Questo significa che si dovrebbe concentrarsi su sempre più forte facendo esercizi composti.

Gli esercizi composti sono esercizi che lavorano diversi grandi gruppi muscolari allo stesso tempo. Questo ti permette di sollevare il maggior peso facendo questi movimenti.

Gli esercizi composti efficaci includono: squat, affondi, panca, tuffi, pull up, stacchi, pressa della spalla, e righe. Questi esercizi dovrebbero essere al centro dei tuoi allenamenti. E dovresti cercare di diventare più forte e sollevare più peso (o fare più ripetizioni) ogni volta che li fai.

Passo #3: Riposo, riposo, riposo!

Fatto #1: Costruisci muscoli quando stai riposando, NON quando ti alleni.

Quando ti alleni, sei in uno stato catabolico in cui il tuo corpo sta abbattendo il tessuto muscolare. Entri solo in uno stato anabolico in cui il tuo corpo sta costruendo muscoli quando riposi.

Fatto #2: Il tuo corpo rilascia ormoni anabolizzanti quando dormi.

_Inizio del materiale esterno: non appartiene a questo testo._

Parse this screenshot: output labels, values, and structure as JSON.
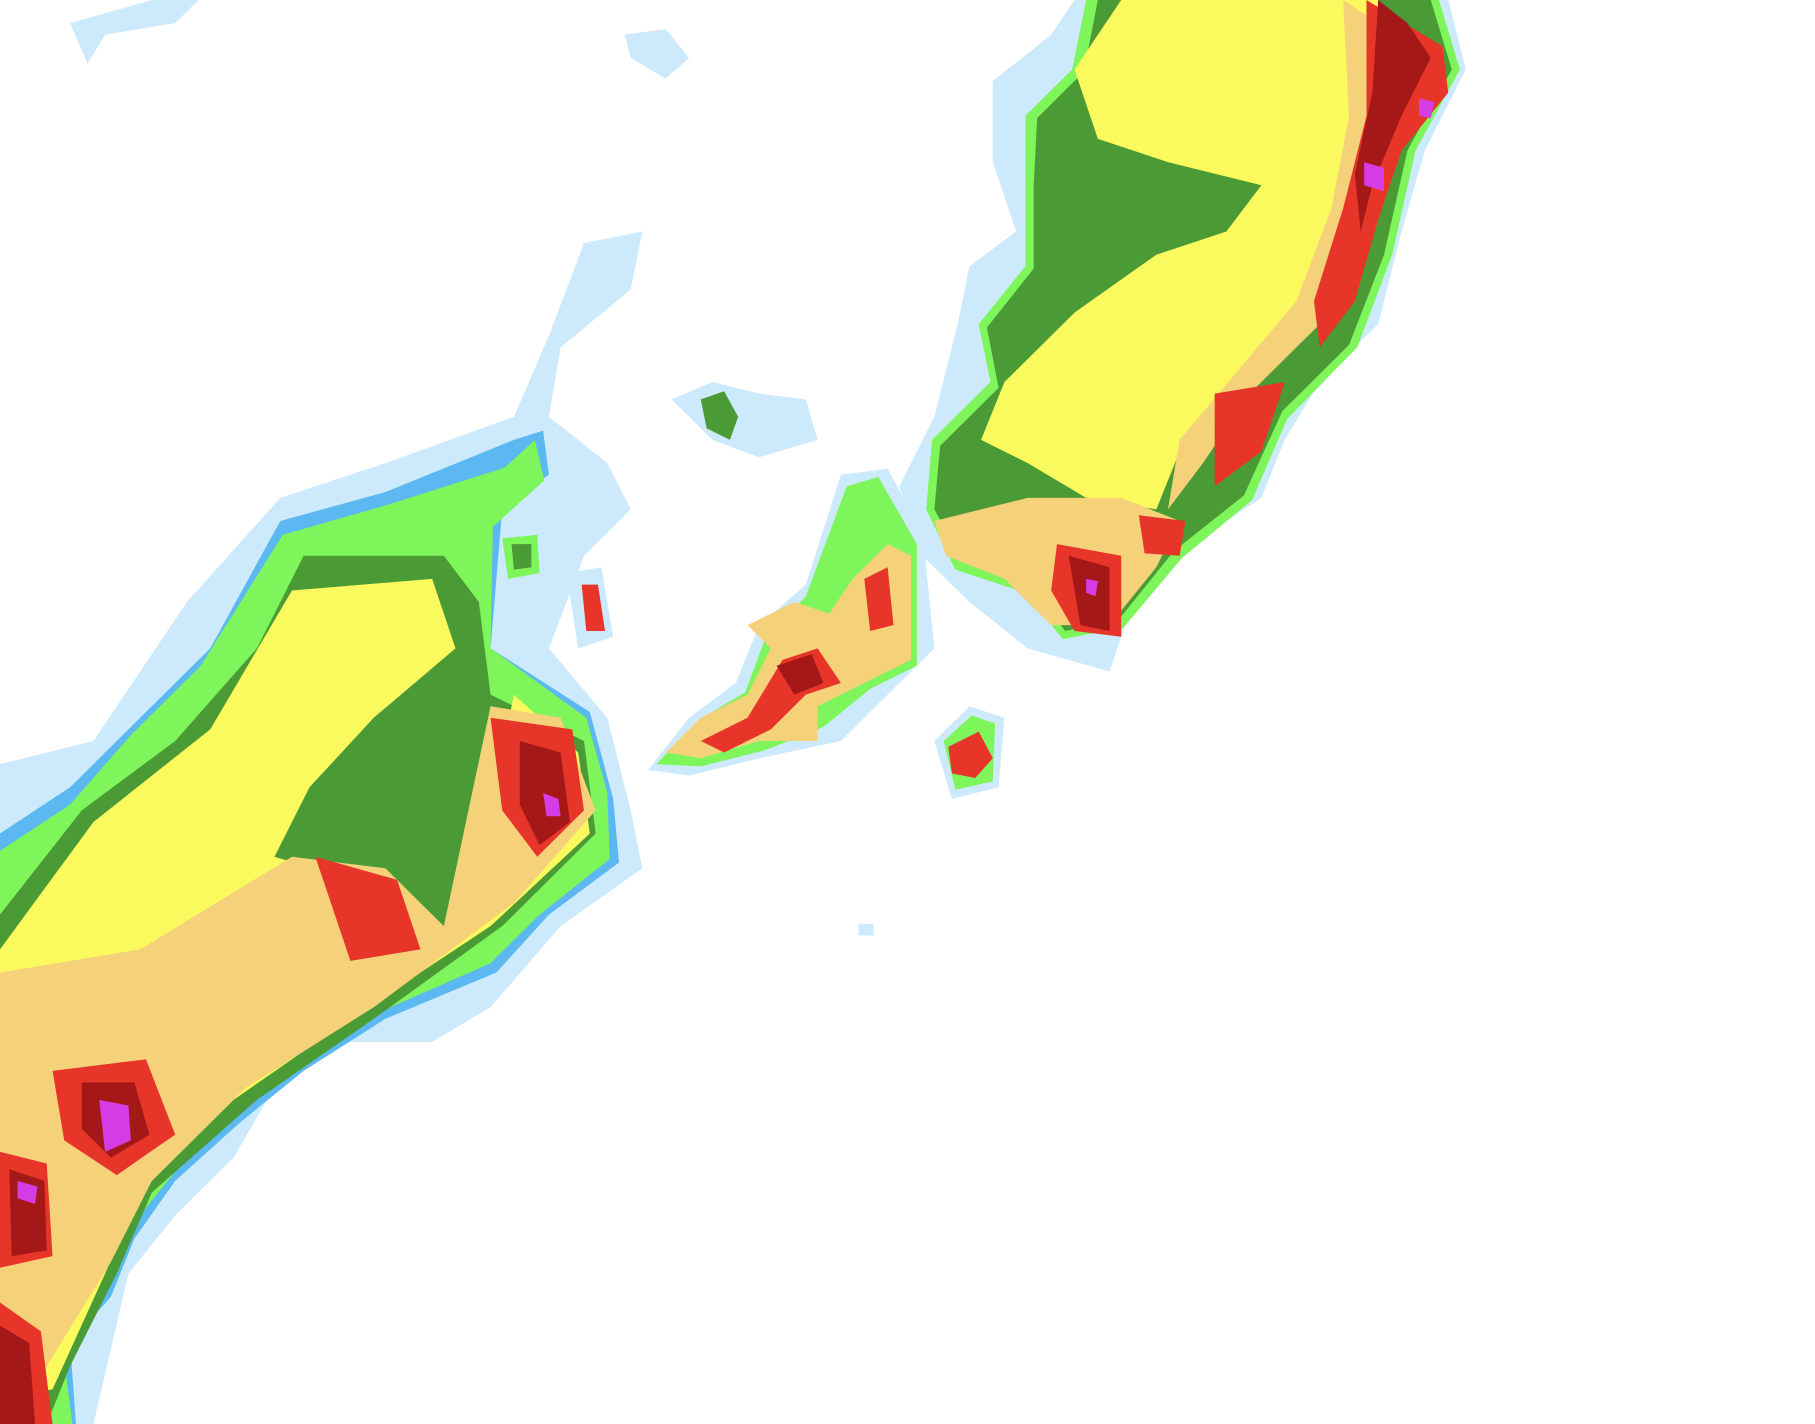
{
  "map": {
    "type": "precipitation radar reflectivity",
    "colors": {
      "background": "#ffffff",
      "very_light": "#cdeafc",
      "light_blue": "#5bb8f0",
      "light_green": "#7ef55a",
      "green": "#4a9a35",
      "yellow": "#fafa5e",
      "tan": "#f5d27a",
      "orange": "#f0a040",
      "red": "#e8352a",
      "dark_red": "#a51818",
      "magenta": "#d63ce6"
    }
  }
}
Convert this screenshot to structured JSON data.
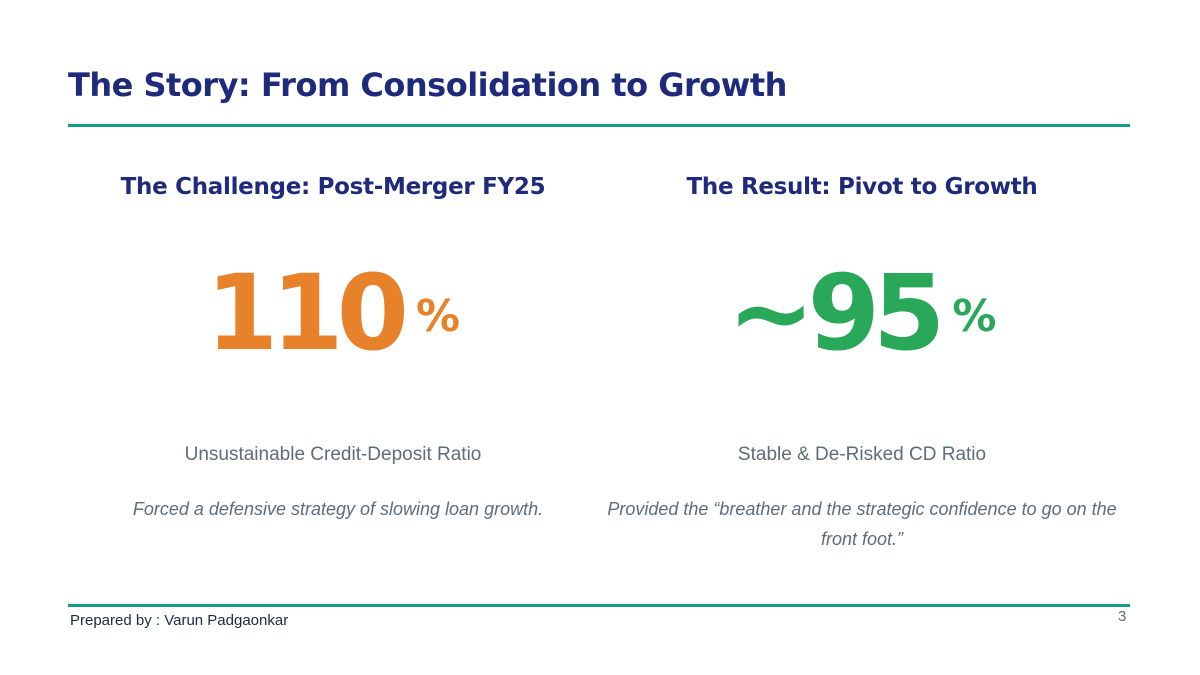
{
  "slide": {
    "title": "The Story: From Consolidation to Growth",
    "page_number": "3"
  },
  "left": {
    "heading": "The Challenge: Post-Merger FY25",
    "value": "110",
    "unit": "%",
    "label": "Unsustainable Credit-Deposit Ratio",
    "note": "Forced a defensive strategy of slowing loan growth.",
    "color": "#e8822a"
  },
  "right": {
    "heading": "The Result: Pivot to Growth",
    "value": "~95",
    "unit": "%",
    "label": "Stable & De-Risked CD Ratio",
    "note": "Provided the “breather and the strategic confidence to go on the front foot.”",
    "color": "#2aa85a"
  },
  "footer": {
    "prepared_by": "Prepared by : Varun Padgaonkar"
  },
  "colors": {
    "title": "#1f2a7c",
    "rule": "#17998a",
    "body_text": "#5f6d78"
  }
}
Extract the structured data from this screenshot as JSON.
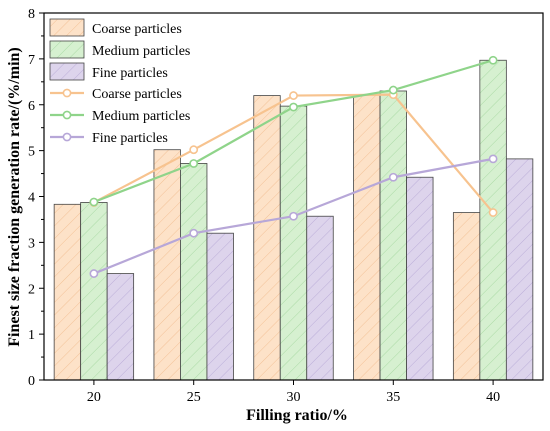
{
  "chart_data": {
    "type": "bar",
    "title": "",
    "xlabel": "Filling ratio/%",
    "ylabel": "Finest size fraction generation rate/(%/min)",
    "categories": [
      "20",
      "25",
      "30",
      "35",
      "40"
    ],
    "ylim": [
      0,
      8
    ],
    "yticks": [
      0,
      1,
      2,
      3,
      4,
      5,
      6,
      7,
      8
    ],
    "grid": false,
    "legend_position": "top-left",
    "series": [
      {
        "name": "Coarse particles",
        "kind": "bar",
        "values": [
          3.83,
          5.02,
          6.2,
          6.22,
          3.65
        ],
        "fill": "#fde2c8",
        "stroke": "#f0b98a"
      },
      {
        "name": "Medium particles",
        "kind": "bar",
        "values": [
          3.87,
          4.72,
          5.97,
          6.3,
          6.97
        ],
        "fill": "#d6f0d0",
        "stroke": "#9fd49a"
      },
      {
        "name": "Fine particles",
        "kind": "bar",
        "values": [
          2.32,
          3.2,
          3.57,
          4.42,
          4.82
        ],
        "fill": "#ddd4ec",
        "stroke": "#b3a3d3"
      }
    ],
    "line_series": [
      {
        "name": "Coarse particles",
        "kind": "line",
        "values": [
          3.87,
          5.02,
          6.2,
          6.22,
          3.65
        ],
        "color": "#f7c38f"
      },
      {
        "name": "Medium particles",
        "kind": "line",
        "values": [
          3.88,
          4.72,
          5.95,
          6.32,
          6.97
        ],
        "color": "#8fd48a"
      },
      {
        "name": "Fine particles",
        "kind": "line",
        "values": [
          2.32,
          3.2,
          3.57,
          4.42,
          4.82
        ],
        "color": "#b7a7d8"
      }
    ]
  }
}
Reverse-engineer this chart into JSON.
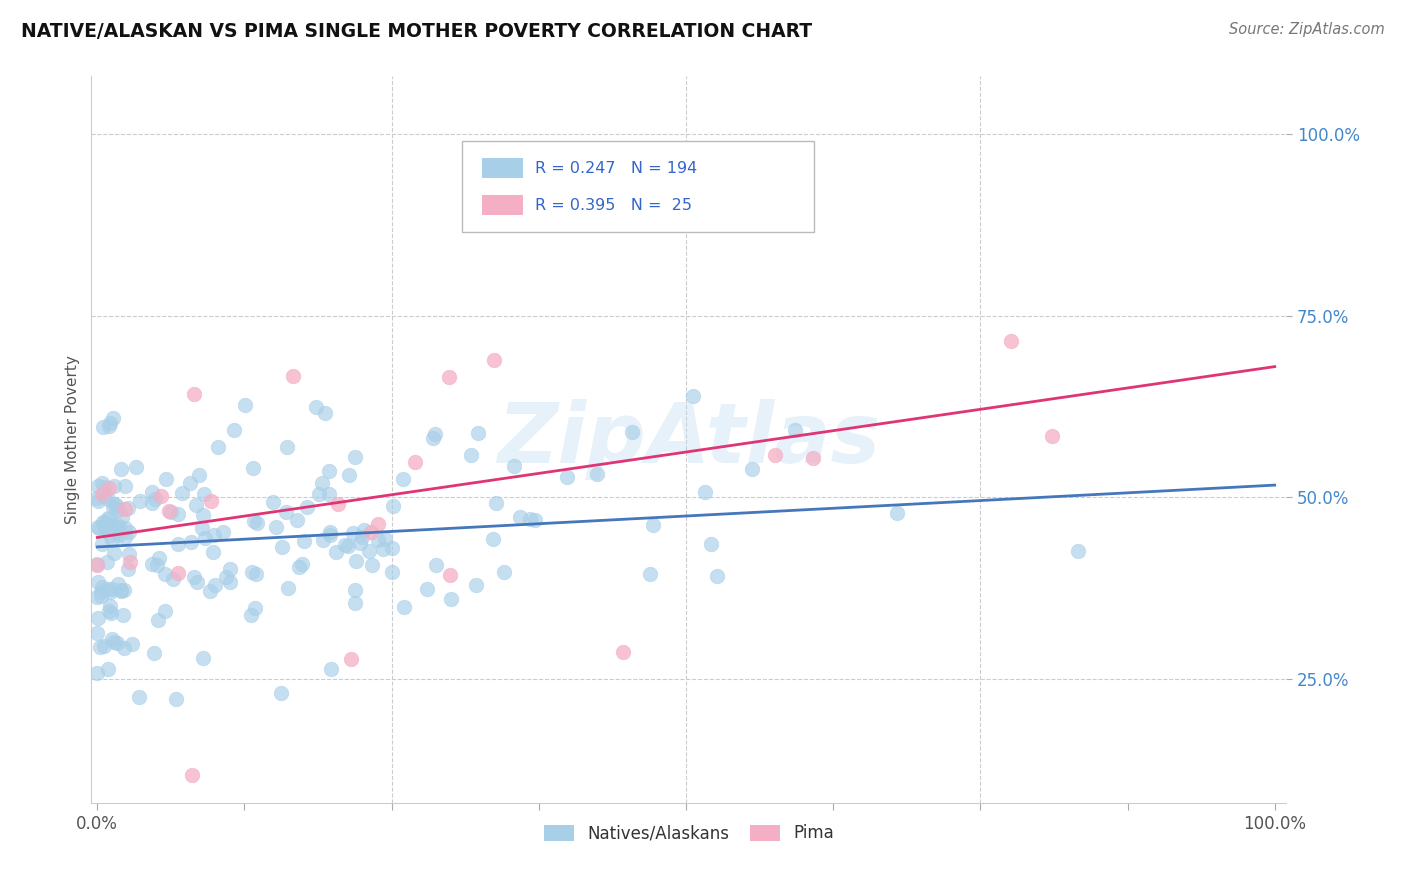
{
  "title": "NATIVE/ALASKAN VS PIMA SINGLE MOTHER POVERTY CORRELATION CHART",
  "source": "Source: ZipAtlas.com",
  "ylabel": "Single Mother Poverty",
  "legend_label1": "Natives/Alaskans",
  "legend_label2": "Pima",
  "r1_text": "R = 0.247",
  "n1_text": "N = 194",
  "r2_text": "R = 0.395",
  "n2_text": "N =  25",
  "color_blue": "#a8cfe8",
  "color_pink": "#f5afc5",
  "line_blue": "#4477bb",
  "line_pink": "#e03575",
  "background": "#ffffff",
  "watermark": "ZipAtlas",
  "watermark_color": "#b8d8ee",
  "grid_color": "#cccccc",
  "title_color": "#111111",
  "source_color": "#777777",
  "tick_color_right": "#4488cc",
  "legend_value_color": "#3366cc",
  "xlim": [
    -0.005,
    1.01
  ],
  "ylim": [
    0.08,
    1.08
  ],
  "right_ytick_labels": [
    "25.0%",
    "50.0%",
    "75.0%",
    "100.0%"
  ],
  "right_ytick_vals": [
    0.25,
    0.5,
    0.75,
    1.0
  ],
  "blue_line_start_y": 0.432,
  "blue_line_end_y": 0.517,
  "pink_line_start_y": 0.445,
  "pink_line_end_y": 0.68
}
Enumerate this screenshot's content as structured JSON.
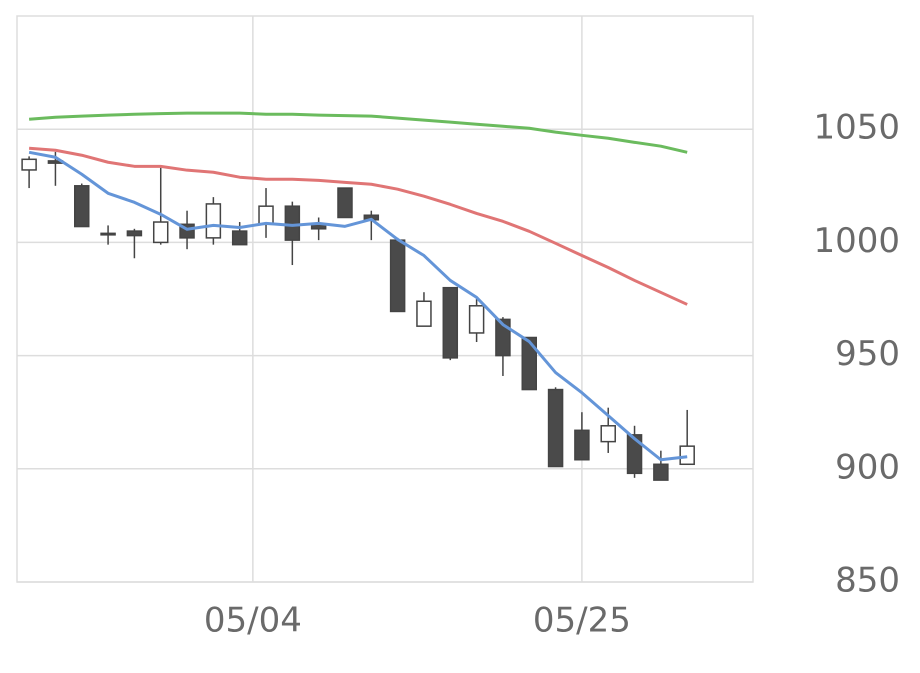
{
  "chart_data": {
    "type": "candlestick",
    "x": [
      0,
      1,
      2,
      3,
      4,
      5,
      6,
      7,
      8,
      9,
      10,
      11,
      12,
      13,
      14,
      15,
      16,
      17,
      18,
      19,
      20,
      21,
      22,
      23,
      24,
      25
    ],
    "open": [
      1032,
      1036,
      1025,
      1004,
      1005,
      1000,
      1008,
      1002,
      1005,
      1008,
      1016,
      1008,
      1024,
      1012,
      1001,
      963,
      980,
      960,
      966,
      958,
      935,
      917,
      912,
      915,
      902,
      902
    ],
    "high": [
      1038,
      1040,
      1026,
      1007.5,
      1006,
      1033,
      1014,
      1020,
      1009,
      1024,
      1018,
      1011,
      1024,
      1014,
      1002,
      978,
      980,
      975,
      967,
      958,
      936,
      925,
      927,
      919,
      908,
      926
    ],
    "low": [
      1024,
      1025,
      1007,
      999,
      993,
      999,
      997,
      999,
      999,
      1002,
      990,
      1001,
      1011,
      1001,
      969.5,
      963,
      948,
      956,
      941,
      935,
      901,
      904,
      907,
      896,
      895,
      902
    ],
    "close": [
      1036.7,
      1035,
      1007,
      1004,
      1003,
      1009,
      1002,
      1017,
      999,
      1016,
      1001,
      1006,
      1011,
      1010,
      969.5,
      974,
      949,
      972,
      950,
      935,
      901,
      904,
      919,
      898,
      895,
      910
    ],
    "up_color": "#ffffff",
    "down_color": "#4a4a4a",
    "candle_stroke": "#444444",
    "series": [
      {
        "color": "#6495d8",
        "values": [
          1039.8,
          1037.6,
          1030.1,
          1021.7,
          1017.7,
          1012.4,
          1005.8,
          1007.5,
          1006.6,
          1008.4,
          1007.5,
          1008.4,
          1007.1,
          1010.2,
          1001.3,
          994.2,
          983.2,
          975.7,
          963.7,
          956.2,
          942.5,
          933.6,
          923.5,
          913.3,
          904,
          905.3
        ]
      },
      {
        "color": "#e07575",
        "values": [
          1041.6,
          1040.7,
          1038.5,
          1035.4,
          1033.6,
          1033.6,
          1031.9,
          1031,
          1028.8,
          1027.9,
          1027.9,
          1027.4,
          1026.5,
          1025.7,
          1023.5,
          1020.4,
          1016.8,
          1012.8,
          1009.3,
          1004.9,
          999.6,
          994.2,
          988.9,
          983.2,
          977.9,
          972.6
        ]
      },
      {
        "color": "#6bbb5e",
        "values": [
          1054.4,
          1055.3,
          1055.8,
          1056.2,
          1056.6,
          1056.9,
          1057.1,
          1057.1,
          1057.1,
          1056.6,
          1056.6,
          1056.2,
          1056,
          1055.8,
          1054.9,
          1054,
          1053.1,
          1052.2,
          1051.3,
          1050.4,
          1048.7,
          1047.3,
          1046,
          1044.2,
          1042.5,
          1039.8
        ]
      }
    ],
    "xlim": [
      -0.46,
      27.5
    ],
    "xticks": [
      {
        "value": 8.5,
        "label": "05/04"
      },
      {
        "value": 21,
        "label": "05/25"
      }
    ],
    "ylim": [
      850,
      1100
    ],
    "yticks": [
      850,
      900,
      950,
      1000,
      1050
    ],
    "grid": true
  }
}
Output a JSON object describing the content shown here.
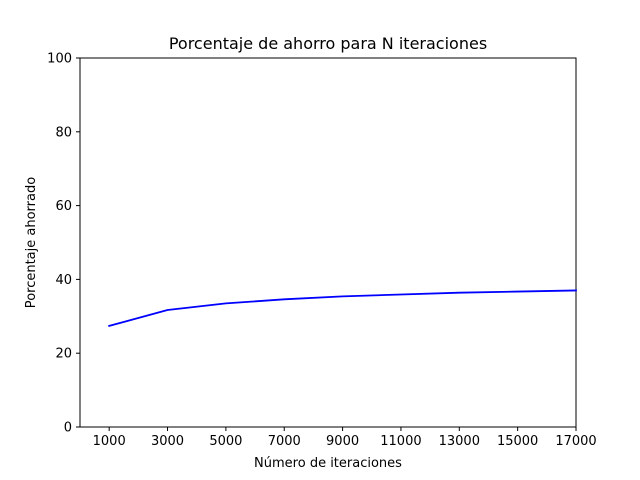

Ormoni anabolizzanti come HGH e testosterone sono in gran parte responsabili per aumentare i tassi di sintesi proteica muscolare (e quindi la costruzione di nuovo tessuto muscolare). E il tuo corpo secerne naturalmente questi ormoni in quantità maggiori mentre stai dormendo.

Ciò significa che è necessario prendere giorni liberi… e dormire a sufficienza!

Se sollevi pesi ogni singolo giorno, sopprimerai effettivamente i tuoi livelli di sintesi proteica muscolare e ti impedirai di costruire nuovi muscoli. Questo è il motivo per cui consiglio di fare allenamenti per tutto il corpo solo 3 giorni a settimana.

Inoltre si dovrebbe mirare a ottenere 7-8 ore di sonno per notte. Questo farà sì che non si sta limitando la quantità di ormoni anabolizzanti il vostro corpo è naturalmente rilasciando. Alcuni consigli per migliorare la qualità del sonno includono:

  • non guardare schermi per 1 ora prima di andare a letto
  • Tenere la camera fresca (uso AC o finestre aperte)
  • Completamente chiuso vostre persiane e tende per oscurare la stanza

Queste semplici modifiche possono migliorare notevolmente la vostra capacità di addormentarsi (e rimanere addormentato tutta la notte).

E questo è un involucro! Se segui questi 3 passaggi, ti garantisco che costruirai nuova massa muscolare ad un ritmo ottimale avoid ed eviterai di ingrassare nel processo.